Crosspost from r/AskHistorians: Hi everyone! I'm Dr. Ciruce Movahedi-Lankarani and I'm here to answer questions about my new book "Accelerant: Energy Infrastructures and the Natural World in Making Modern Iran." AMA!

https://www.reddit.com/r/AskHistorians/comments/1srs7k6/hi_everyone_im_dr_ciruce_movahedilankarani_and_im/

I'm very excited to be here to answer your questions on Iran, energy history, and the history of development while I talk about my new book, Accelerant: Energy Infrastructures and the Natural World in Making Modern Iran, now out from Stanford University Press. I'm Ciruce Movahedi-Lankarani, Farhang Foundation Early Career Chair in Iranian Studies and Assistant Professor of Middle East Studies and Environmental Studies at the University of Southern California. For more info about me and links to my other publications, see my faculty webpage.

For background, I'm a specialist in the history of modern Iran, with a primary focus on the intersection of technology, the environment, and development in the country’s recent past. In broad terms, I am interested in how even highly industrialized societies are entangled with nature, and I see energy infrastructures as crucial sites for understanding how human ambitions and natural limits have been negotiated. By focusing on Iran and the Global South, I aim to shed light on how modern energy- and resource-intensive ways of life were built and how they proliferated around the world.

In Accelerant, I focus on natural gas in twentieth-century Iran, tracing its transformation from a waste product into a vital resource underpinning a self-consciously modernizing society. I study natural gas as a crucial enabler of industrializing development, a potent symbol within a highly charged politics of anticolonial modernization, and a promised but failed technofix to the growing challenge of air pollution in the country’s cities. With gas now accounting for some seventy percent of Iran’s total energy use, in Accelerant I argue that modern Iranian society has been fundamentally ordered around consumption of the fossil fuel.

Beginning in the 1950s and accelerating thereafter, gas changed how Iranians heated their homes, fueled their vehicles, and cooked their food. Iranian leaders saw the resource as the key to building an independent and prosperous nation, a futuristic energy source for a future world power, and they promised a future of cheap and intensive energy consumption for all Iranians. At the same time, factories and power plants began to use the new fuel too, a policy decision driven by an official pursuit of rapid economic growth that was paired with deepening anxieties about the environmental violence that industrialization had begun to inflict.
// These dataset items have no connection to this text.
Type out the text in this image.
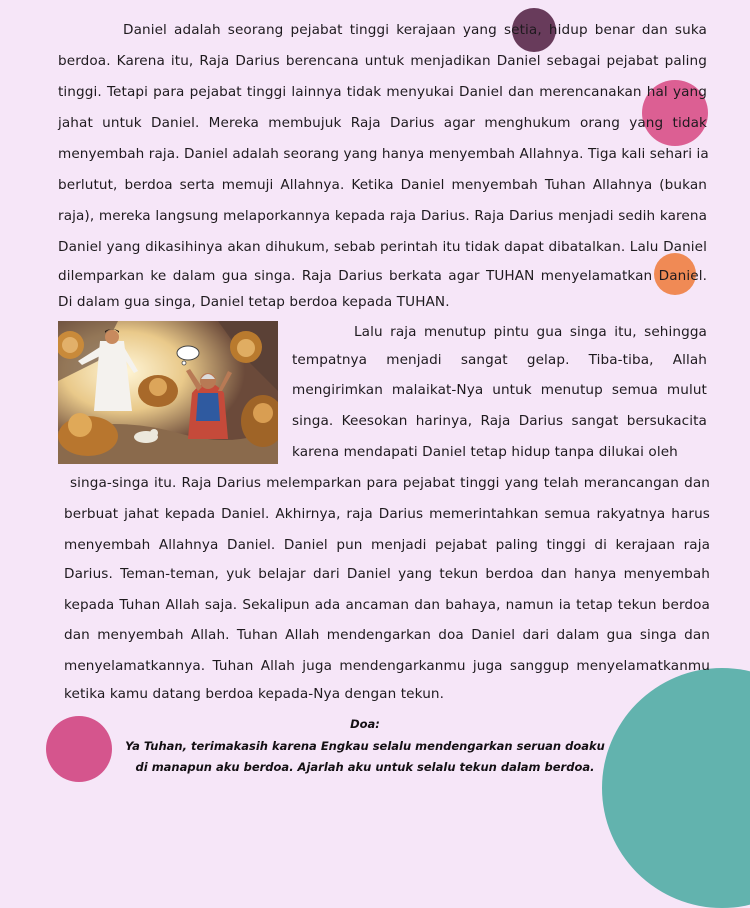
Daniel adalah seorang pejabat tinggi kerajaan yang setia, hidup benar dan suka
berdoa. Karena itu, Raja Darius berencana untuk menjadikan Daniel sebagai pejabat paling
tinggi. Tetapi para pejabat tinggi lainnya tidak menyukai Daniel dan merencanakan hal yang
jahat untuk Daniel. Mereka membujuk Raja Darius agar menghukum orang yang tidak
menyembah raja. Daniel adalah seorang yang hanya menyembah Allahnya. Tiga kali sehari ia
berlutut, berdoa serta memuji Allahnya. Ketika Daniel menyembah Tuhan Allahnya (bukan
raja), mereka langsung melaporkannya kepada raja Darius. Raja Darius menjadi sedih karena
Daniel yang dikasihinya akan dihukum, sebab perintah itu tidak dapat dibatalkan. Lalu Daniel
dilemparkan ke dalam gua singa. Raja Darius berkata agar TUHAN menyelamatkan Daniel.
Di dalam gua singa, Daniel tetap berdoa kepada TUHAN.
Lalu raja menutup pintu gua singa itu, sehingga
tempatnya menjadi sangat gelap. Tiba-tiba, Allah
mengirimkan malaikat-Nya untuk menutup semua mulut
singa. Keesokan harinya, Raja Darius sangat bersukacita
karena mendapati Daniel tetap hidup tanpa dilukai oleh
singa-singa itu. Raja Darius melemparkan para pejabat tinggi yang telah merancangan dan
berbuat jahat kepada Daniel. Akhirnya, raja Darius memerintahkan semua rakyatnya harus
menyembah Allahnya Daniel. Daniel pun menjadi pejabat paling tinggi di kerajaan raja
Darius. Teman-teman, yuk belajar dari Daniel yang tekun berdoa dan hanya menyembah
kepada Tuhan Allah saja. Sekalipun ada ancaman dan bahaya, namun ia tetap tekun berdoa
dan menyembah Allah. Tuhan Allah mendengarkan doa Daniel dari dalam gua singa dan
menyelamatkannya. Tuhan Allah juga mendengarkanmu juga sanggup menyelamatkanmu
ketika kamu datang berdoa kepada-Nya dengan tekun.
Doa:
Ya Tuhan, terimakasih karena Engkau selalu mendengarkan seruan doaku
di manapun aku berdoa. Ajarlah aku untuk selalu tekun dalam berdoa.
But despite their rhetorical exhortations of widespread gas use, in the uneven spread of piped gas across the country a great many Iranians saw their value as national subjects seemingly reflected in their energy infrastructure, and it was a sight that displeased many in their unequal positions.

As I thus argue, natural gas utilization and the developmentalism that drove its embrace were substantially similar under both the prerevolutionary Pahlavi monarchy and postrevolutionary Islamic Republic, and I highlight how Iranians’ differing encounters with gas energy were an important catalyst for the sociopolitical tensions of a rapidly changing society. I moreover employ postwar Iranian developmentalism and its co-constitution with gas infrastructure as a lens to uncover the choices, aspirations, and natural realities from which fossil fuel dependency has arisen, arguing that anticolonial resource nationalism was a key, but largely overlooked, driver of increased resource use in the Global South and thus anthropogenic environmental change around the world.

So, AMA! I'll be here all day, answering questions until about 5:00pm PDT.